ROS are critically involved in signal transduction and physiological regulation of vascular function. Under pathological conditions, increased ROS bioavailability (oxidative stress) triggers signaling events that promote endothelial dysfunction, vascular inflammation, and arterial remodeling [1928]. Activation of BMP4 signaling triggers both Smad-dependent and -independent pathways, including the activation of NADPH oxidase, thereby elevating ROS production [15]. Csiszar et al. [10] showed that atherosclerosis involving pulmonary vascular endothelial cells may be attributed to a lack of BMP4-induced endothelial activation; such cells exhibited superior resistance to the pro-oxidant effects of BMP4. Du et al. [16] showed that high levels of PAL and glucose increased endothelial ROS production in the retinal and aortic endothelium of high-fat diet-fed ZDF rats. Zhang et al. [15] found that the levels of superoxide anions in C57BL/6 and dbb/dbb mouse aortas were significantly increased after 48 h of exposure to HG levels, and treatment with BMP4 siRNA reversed these effects. The increases in vascular cell ROS production caused by HG and/or PAL may alter vascular function, partially explaining the rapid acceleration of atherosclerosis in patients with metabolic syndrome.

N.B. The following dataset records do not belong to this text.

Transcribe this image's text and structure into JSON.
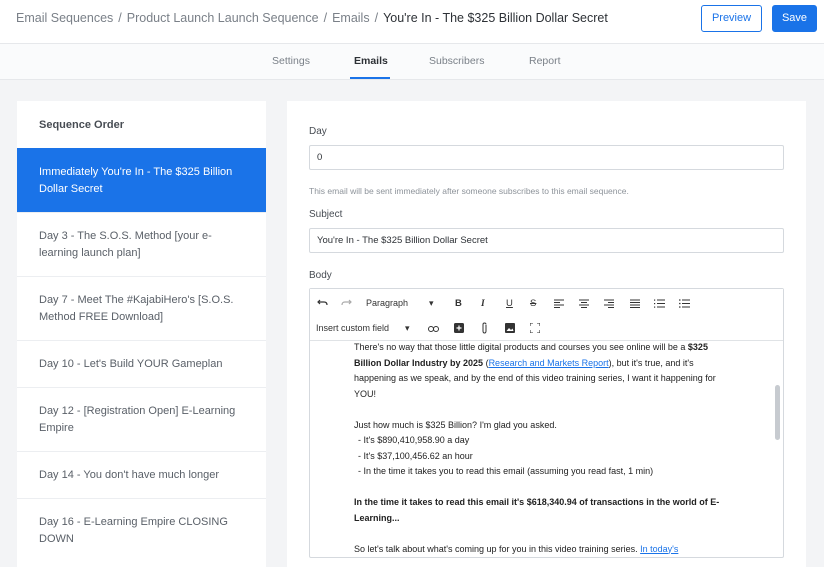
{
  "breadcrumb": {
    "item1": "Email Sequences",
    "item2": "Product Launch Launch Sequence",
    "item3": "Emails",
    "current": "You're In - The $325 Billion Dollar Secret",
    "separator": "/"
  },
  "actions": {
    "preview": "Preview",
    "save": "Save"
  },
  "tabs": {
    "settings": "Settings",
    "emails": "Emails",
    "subscribers": "Subscribers",
    "report": "Report"
  },
  "sequence": {
    "title": "Sequence Order",
    "items": [
      "Immediately You're In - The $325 Billion Dollar Secret",
      "Day 3 - The S.O.S. Method [your e-learning launch plan]",
      "Day 7 - Meet The #KajabiHero's [S.O.S. Method FREE Download]",
      "Day 10 - Let's Build YOUR Gameplan",
      "Day 12 - [Registration Open] E-Learning Empire",
      "Day 14 - You don't have much longer",
      "Day 16 - E-Learning Empire CLOSING DOWN"
    ]
  },
  "form": {
    "day_label": "Day",
    "day_value": "0",
    "day_hint": "This email will be sent immediately after someone subscribes to this email sequence.",
    "subject_label": "Subject",
    "subject_value": "You're In - The $325 Billion Dollar Secret",
    "body_label": "Body"
  },
  "toolbar": {
    "block_format": "Paragraph",
    "dropdown_arrow": "▾",
    "insert_field": "Insert custom field",
    "bold": "B",
    "italic": "I",
    "underline": "U",
    "strike": "S"
  },
  "body": {
    "p1_a": "There's no way that those little digital products and courses you see online will be a",
    "p1_bold": "$325 Billion Dollar Industry by 2025",
    "p1_b": "(",
    "p1_link": "Research and Markets Report",
    "p1_c": "), but it's true, and it's happening as we speak, and by the end of this video training series, I want it happening for YOU!",
    "p2": "Just how much is $325 Billion? I'm glad you asked.",
    "li1": "- It's $890,410,958.90 a day",
    "li2": "- It's $37,100,456.62 an hour",
    "li3": "- In the time it takes you to read this email (assuming you read fast, 1 min)",
    "p3": "In the time it takes to read this email it's $618,340.94 of transactions in the world of E-Learning...",
    "p4": "So let's talk about what's coming up for you in this video training series.",
    "p4_link": "In today's"
  },
  "colors": {
    "accent": "#1a73e8",
    "background": "#f3f4f6",
    "panel": "#ffffff"
  },
  "icons": [
    "undo-icon",
    "redo-icon",
    "link-icon",
    "add-block-icon",
    "attachment-icon",
    "image-icon",
    "fullscreen-icon",
    "align-left-icon",
    "align-center-icon",
    "align-right-icon",
    "align-justify-icon",
    "numbered-list-icon",
    "bulleted-list-icon"
  ]
}
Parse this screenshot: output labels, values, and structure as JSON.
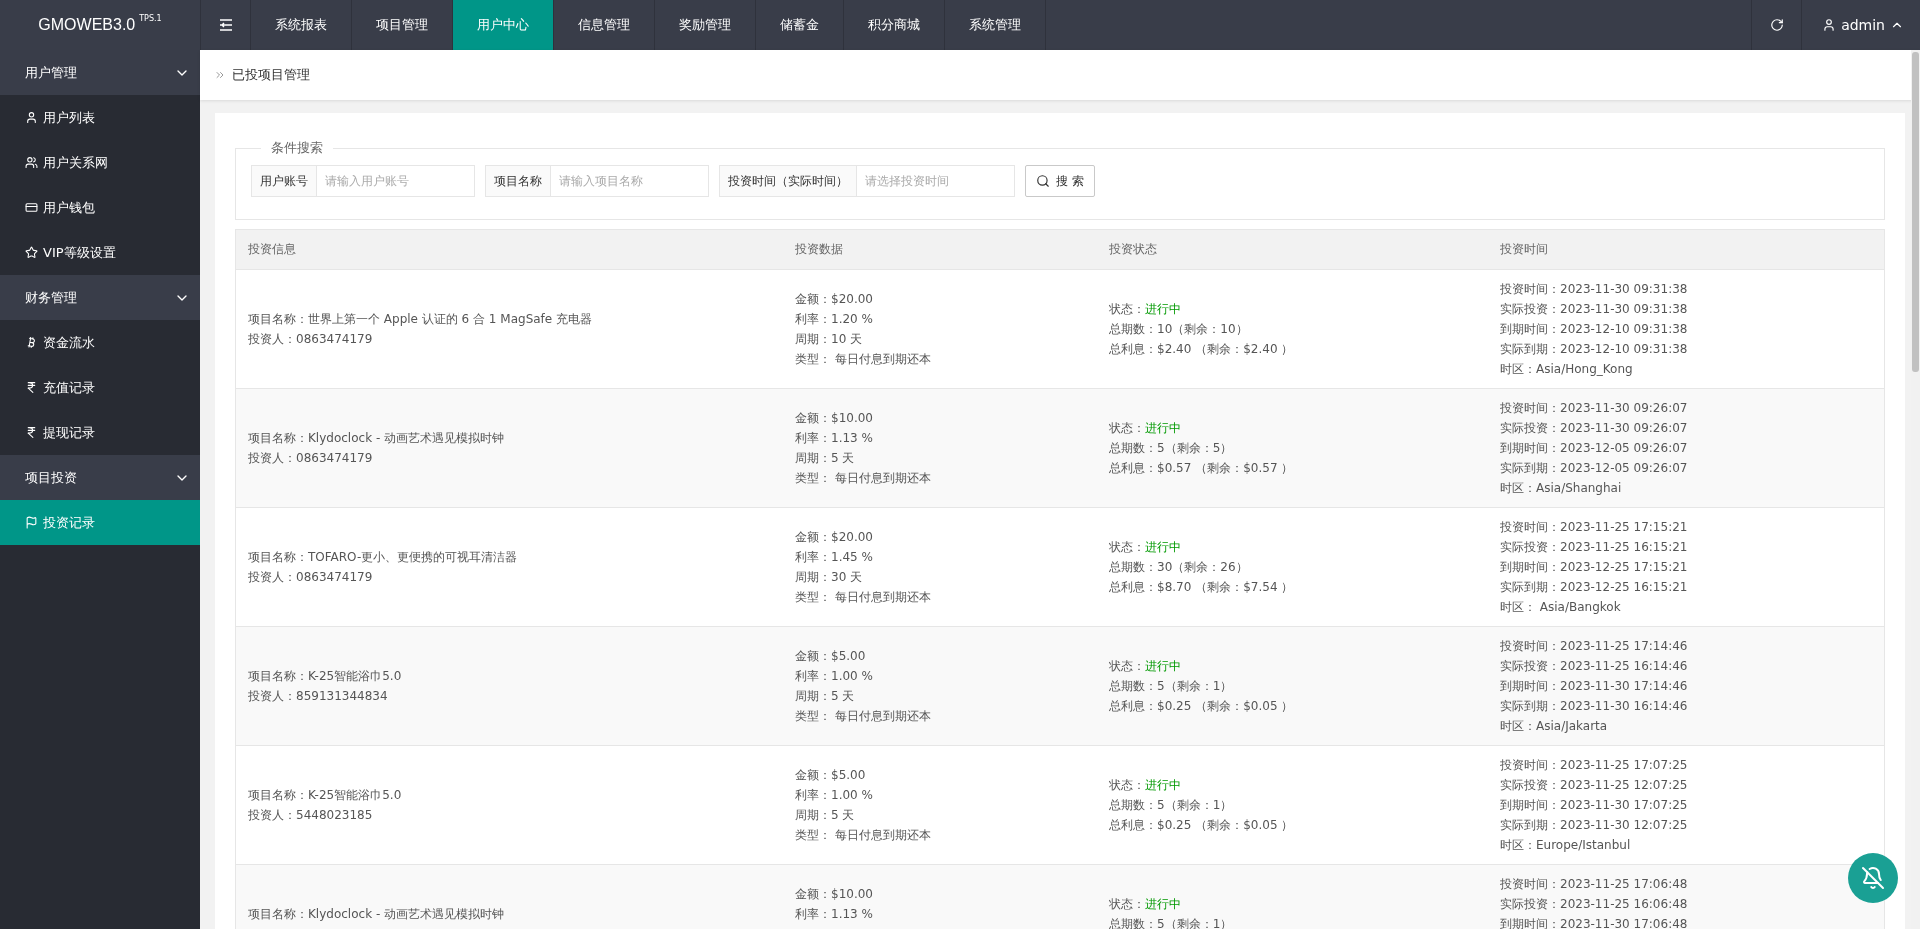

In summary, we showed BMP4-induced endothelial dysfunction in HUVECs, providing the first evidence that HG and FFA (palmitate) combination treatment stimulate ROS production and adhesion molecules via BMP4 expression in endothelial cells. BMP4, as a proinflammatory and proatherogenic cytokine, represents the earliest measurable marker of atherosclerosis. Our findings afford further insight into the mechanisms by which BMP4 induces atherosclerosis in diabetic patients.